Well, the first one's a little "Hey this is scary give us some grant money"-ish. This has zero impact on real-world telecom systems in terms of detecting actual payloads BUT detecting some of the management channel info (via the external DS1 management channel) could actually matter in some cases. I'm still waiting for someone to put a trojan into the telecom control channels causing them to randomly reprovision themselves. That could have an impact that far exceeds mere PR... -TD
From: Chris Kuethe <chris.kuethe@gmail.com> Reply-To: Chris Kuethe <chris.kuethe@gmail.com> To: die@dieconsulting.com CC: Tyler Durden <camera_lumina@hotmail.com>, sunder@sunder.net, cypherpunks@al-qaeda.net Subject: Re: Optical Tempest FAQ Date: Thu, 2 Dec 2004 23:39:33 -0700
On Fri, 3 Dec 2004 01:01:57 -0500, Dave Emery <die@dieconsulting.com> wrote:
... In fact the greater hazard may sometimes be from red, yellow or green LEDs on the front of equipment that are directly driven with real data in order to allow troubleshooting - recovering data from one of those at a distance using a good telescope may be possible and most people don't think of the gentle flicker of the LED as carrying actual information that could be intercepted.

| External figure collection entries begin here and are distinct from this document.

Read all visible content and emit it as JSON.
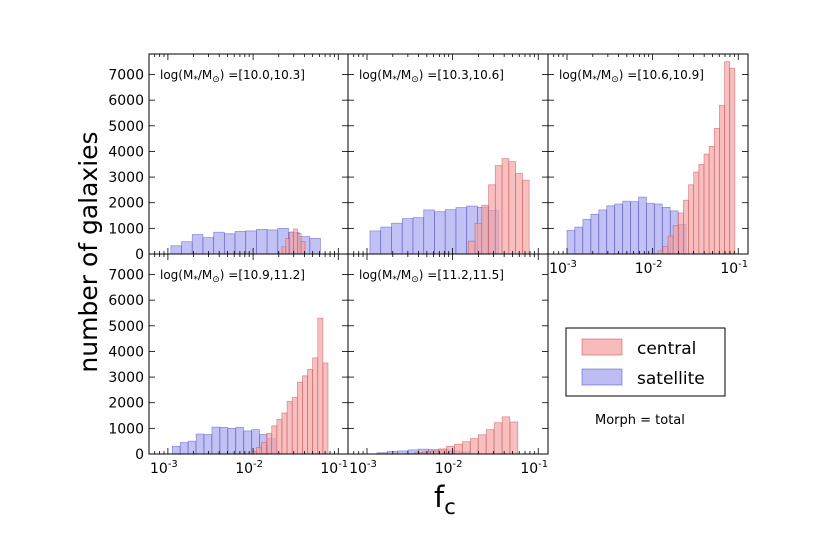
{
  "figure": {
    "ylabel": "number of galaxies",
    "xlabel_main": "f",
    "xlabel_sub": "c",
    "note": "Morph = total",
    "legend": [
      {
        "label": "central",
        "color": "#f4a4a4"
      },
      {
        "label": "satellite",
        "color": "#a7a7f0"
      }
    ],
    "colors": {
      "central": "#f4a4a4",
      "satellite": "#a7a7f0",
      "central_edge": "#c04040",
      "satellite_edge": "#4040c0"
    }
  },
  "chart_data": [
    {
      "type": "bar",
      "panel": "top-left",
      "label_parts": [
        "log(M",
        "*",
        "/M",
        "⊙",
        ") =[10.0,10.3]"
      ],
      "xscale": "log",
      "xlim": [
        0.0006,
        0.13
      ],
      "ylim": [
        0,
        7800
      ],
      "yticks": [
        0,
        1000,
        2000,
        3000,
        4000,
        5000,
        6000,
        7000
      ],
      "xticks": [],
      "series": [
        {
          "name": "satellite",
          "bin_width_log": 0.125,
          "bins": [
            [
              0.00125,
              320
            ],
            [
              0.00167,
              480
            ],
            [
              0.00223,
              760
            ],
            [
              0.00298,
              640
            ],
            [
              0.00398,
              850
            ],
            [
              0.00531,
              790
            ],
            [
              0.00709,
              880
            ],
            [
              0.00946,
              900
            ],
            [
              0.01263,
              960
            ],
            [
              0.01686,
              940
            ],
            [
              0.0225,
              1000
            ],
            [
              0.03003,
              840
            ],
            [
              0.04009,
              680
            ],
            [
              0.0535,
              610
            ]
          ]
        },
        {
          "name": "central",
          "bin_width_log": 0.045,
          "bins": [
            [
              0.023,
              280
            ],
            [
              0.0255,
              600
            ],
            [
              0.0283,
              860
            ],
            [
              0.0314,
              980
            ],
            [
              0.0348,
              800
            ],
            [
              0.0386,
              490
            ]
          ]
        }
      ]
    },
    {
      "type": "bar",
      "panel": "top-middle",
      "label_parts": [
        "log(M",
        "*",
        "/M",
        "⊙",
        ") =[10.3,10.6]"
      ],
      "xscale": "log",
      "xlim": [
        0.0006,
        0.13
      ],
      "ylim": [
        0,
        7800
      ],
      "yticks": [],
      "xticks": [],
      "series": [
        {
          "name": "satellite",
          "bin_width_log": 0.125,
          "bins": [
            [
              0.00125,
              900
            ],
            [
              0.00167,
              1050
            ],
            [
              0.00223,
              1200
            ],
            [
              0.00298,
              1380
            ],
            [
              0.00398,
              1420
            ],
            [
              0.00531,
              1720
            ],
            [
              0.00709,
              1650
            ],
            [
              0.00946,
              1730
            ],
            [
              0.01263,
              1810
            ],
            [
              0.01686,
              1870
            ],
            [
              0.0225,
              1820
            ],
            [
              0.03,
              1700
            ]
          ]
        },
        {
          "name": "central",
          "bin_width_log": 0.08,
          "bins": [
            [
              0.0167,
              500
            ],
            [
              0.02,
              1200
            ],
            [
              0.024,
              1900
            ],
            [
              0.0288,
              2700
            ],
            [
              0.0345,
              3450
            ],
            [
              0.0414,
              3720
            ],
            [
              0.0497,
              3600
            ],
            [
              0.0596,
              3150
            ],
            [
              0.0715,
              2880
            ]
          ]
        }
      ]
    },
    {
      "type": "bar",
      "panel": "top-right",
      "label_parts": [
        "log(M",
        "*",
        "/M",
        "⊙",
        ") =[10.6,10.9]"
      ],
      "xscale": "log",
      "xlim": [
        0.0006,
        0.13
      ],
      "ylim": [
        0,
        7800
      ],
      "yticks": [],
      "xticks": [
        {
          "mantissa": "10",
          "exp": "-3",
          "value": 0.001
        },
        {
          "mantissa": "10",
          "exp": "-2",
          "value": 0.01
        },
        {
          "mantissa": "10",
          "exp": "-1",
          "value": 0.1
        }
      ],
      "series": [
        {
          "name": "satellite",
          "bin_width_log": 0.09,
          "bins": [
            [
              0.00111,
              920
            ],
            [
              0.00137,
              1050
            ],
            [
              0.0017,
              1350
            ],
            [
              0.00211,
              1550
            ],
            [
              0.00261,
              1720
            ],
            [
              0.00323,
              1880
            ],
            [
              0.004,
              1950
            ],
            [
              0.00496,
              2060
            ],
            [
              0.00614,
              2040
            ],
            [
              0.00761,
              2220
            ],
            [
              0.00942,
              1980
            ],
            [
              0.01167,
              1950
            ],
            [
              0.01445,
              1820
            ],
            [
              0.0179,
              1680
            ],
            [
              0.02217,
              1150
            ]
          ]
        },
        {
          "name": "central",
          "bin_width_log": 0.06,
          "bins": [
            [
              0.0123,
              120
            ],
            [
              0.01412,
              300
            ],
            [
              0.01622,
              700
            ],
            [
              0.01862,
              1100
            ],
            [
              0.02138,
              1600
            ],
            [
              0.02455,
              2100
            ],
            [
              0.02818,
              2700
            ],
            [
              0.03236,
              3200
            ],
            [
              0.03715,
              3500
            ],
            [
              0.04266,
              3900
            ],
            [
              0.04898,
              4200
            ],
            [
              0.05623,
              4900
            ],
            [
              0.06457,
              5800
            ],
            [
              0.07413,
              7500
            ],
            [
              0.08511,
              7250
            ]
          ]
        }
      ]
    },
    {
      "type": "bar",
      "panel": "bottom-left",
      "label_parts": [
        "log(M",
        "*",
        "/M",
        "⊙",
        ") =[10.9,11.2]"
      ],
      "xscale": "log",
      "xlim": [
        0.0006,
        0.13
      ],
      "ylim": [
        0,
        7800
      ],
      "yticks": [
        0,
        1000,
        2000,
        3000,
        4000,
        5000,
        6000,
        7000
      ],
      "xticks": [
        {
          "mantissa": "10",
          "exp": "-3",
          "value": 0.001
        },
        {
          "mantissa": "10",
          "exp": "-2",
          "value": 0.01
        },
        {
          "mantissa": "10",
          "exp": "-1",
          "value": 0.1
        }
      ],
      "series": [
        {
          "name": "satellite",
          "bin_width_log": 0.09,
          "bins": [
            [
              0.00125,
              300
            ],
            [
              0.00155,
              450
            ],
            [
              0.00192,
              500
            ],
            [
              0.00238,
              780
            ],
            [
              0.00295,
              760
            ],
            [
              0.00365,
              1050
            ],
            [
              0.00453,
              1040
            ],
            [
              0.00561,
              1000
            ],
            [
              0.00695,
              1040
            ],
            [
              0.00862,
              900
            ],
            [
              0.01068,
              950
            ],
            [
              0.01324,
              760
            ],
            [
              0.01641,
              600
            ]
          ]
        },
        {
          "name": "central",
          "bin_width_log": 0.06,
          "bins": [
            [
              0.0102,
              100
            ],
            [
              0.01171,
              250
            ],
            [
              0.01345,
              450
            ],
            [
              0.01544,
              800
            ],
            [
              0.01773,
              1100
            ],
            [
              0.02036,
              1350
            ],
            [
              0.02338,
              1600
            ],
            [
              0.02685,
              2050
            ],
            [
              0.03083,
              2200
            ],
            [
              0.0354,
              2800
            ],
            [
              0.04065,
              3050
            ],
            [
              0.04667,
              3300
            ],
            [
              0.05359,
              3750
            ],
            [
              0.06154,
              5300
            ],
            [
              0.07067,
              3550
            ]
          ]
        }
      ]
    },
    {
      "type": "bar",
      "panel": "bottom-middle",
      "label_parts": [
        "log(M",
        "*",
        "/M",
        "⊙",
        ") =[11.2,11.5]"
      ],
      "xscale": "log",
      "xlim": [
        0.0006,
        0.13
      ],
      "ylim": [
        0,
        7800
      ],
      "yticks": [],
      "xticks": [
        {
          "mantissa": "10",
          "exp": "-3",
          "value": 0.001
        },
        {
          "mantissa": "10",
          "exp": "-2",
          "value": 0.01
        },
        {
          "mantissa": "10",
          "exp": "-1",
          "value": 0.1
        }
      ],
      "series": [
        {
          "name": "satellite",
          "bin_width_log": 0.12,
          "bins": [
            [
              0.0015,
              50
            ],
            [
              0.00198,
              100
            ],
            [
              0.00262,
              120
            ],
            [
              0.00345,
              160
            ],
            [
              0.00456,
              190
            ],
            [
              0.00602,
              170
            ],
            [
              0.00795,
              170
            ],
            [
              0.0105,
              120
            ],
            [
              0.01386,
              80
            ]
          ]
        },
        {
          "name": "central",
          "bin_width_log": 0.09,
          "bins": [
            [
              0.004,
              60
            ],
            [
              0.00495,
              80
            ],
            [
              0.00614,
              120
            ],
            [
              0.0076,
              200
            ],
            [
              0.00941,
              300
            ],
            [
              0.01165,
              380
            ],
            [
              0.01443,
              480
            ],
            [
              0.01787,
              600
            ],
            [
              0.02213,
              750
            ],
            [
              0.0274,
              950
            ],
            [
              0.03393,
              1220
            ],
            [
              0.04202,
              1450
            ],
            [
              0.05203,
              1250
            ]
          ]
        }
      ]
    }
  ]
}
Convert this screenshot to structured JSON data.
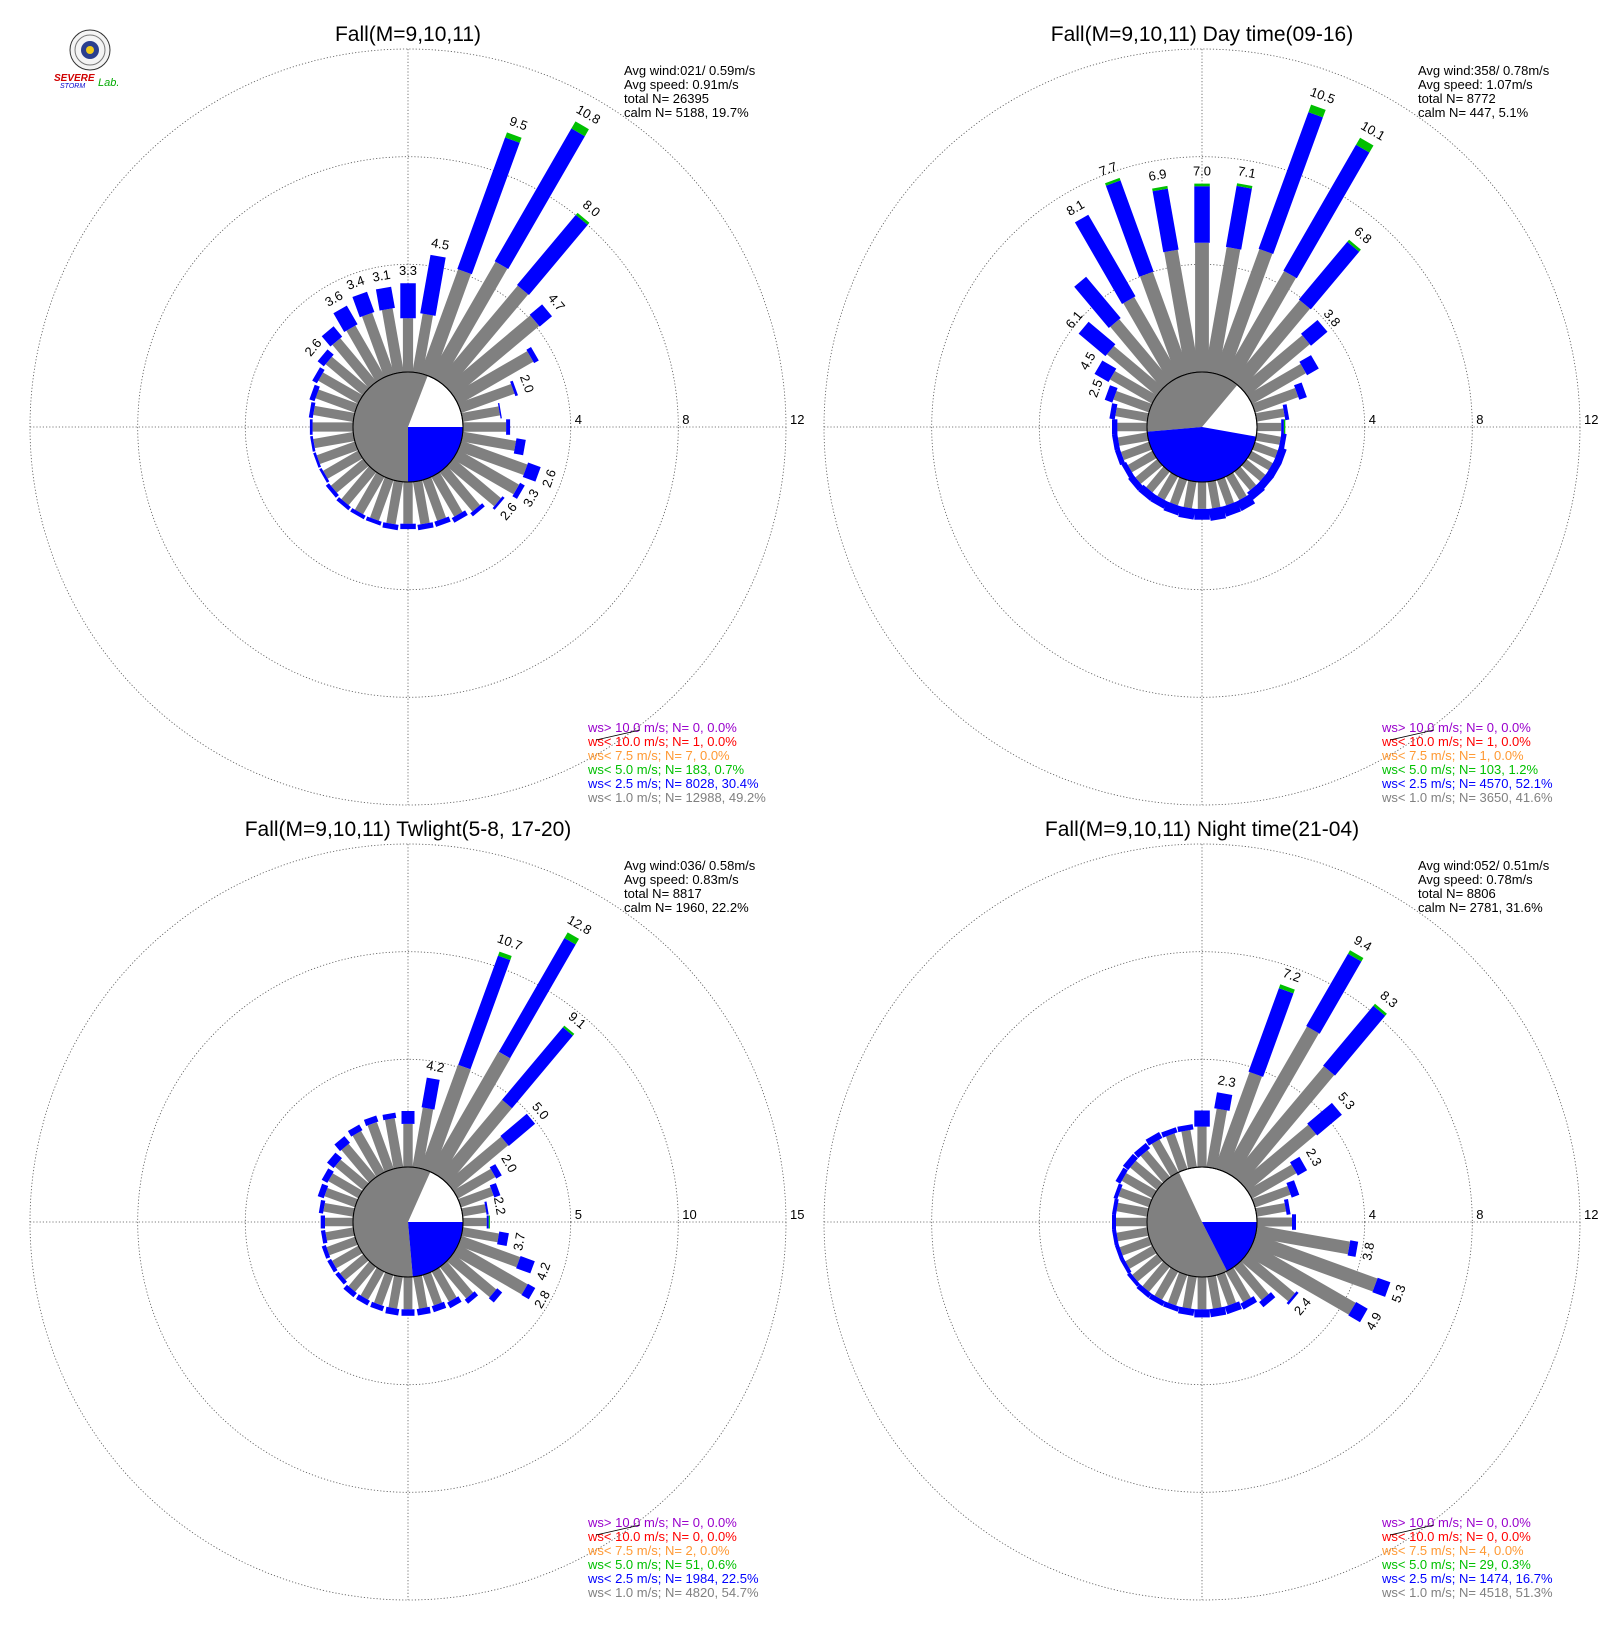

Like this classic. Was just as much fun to reread as it was the first time. :)
http://www.google.ca/search?q=cache:YdHPMAbPMeAJ:www.applied-math.org/optical_tempest.pdf+black+tape+over+modem+lights+tempest&hl=en&client=firefox http://www.applied-math.org/optical_tempest.pdf
-- GDB has a 'break' feature; why doesn't it have 'fix' too?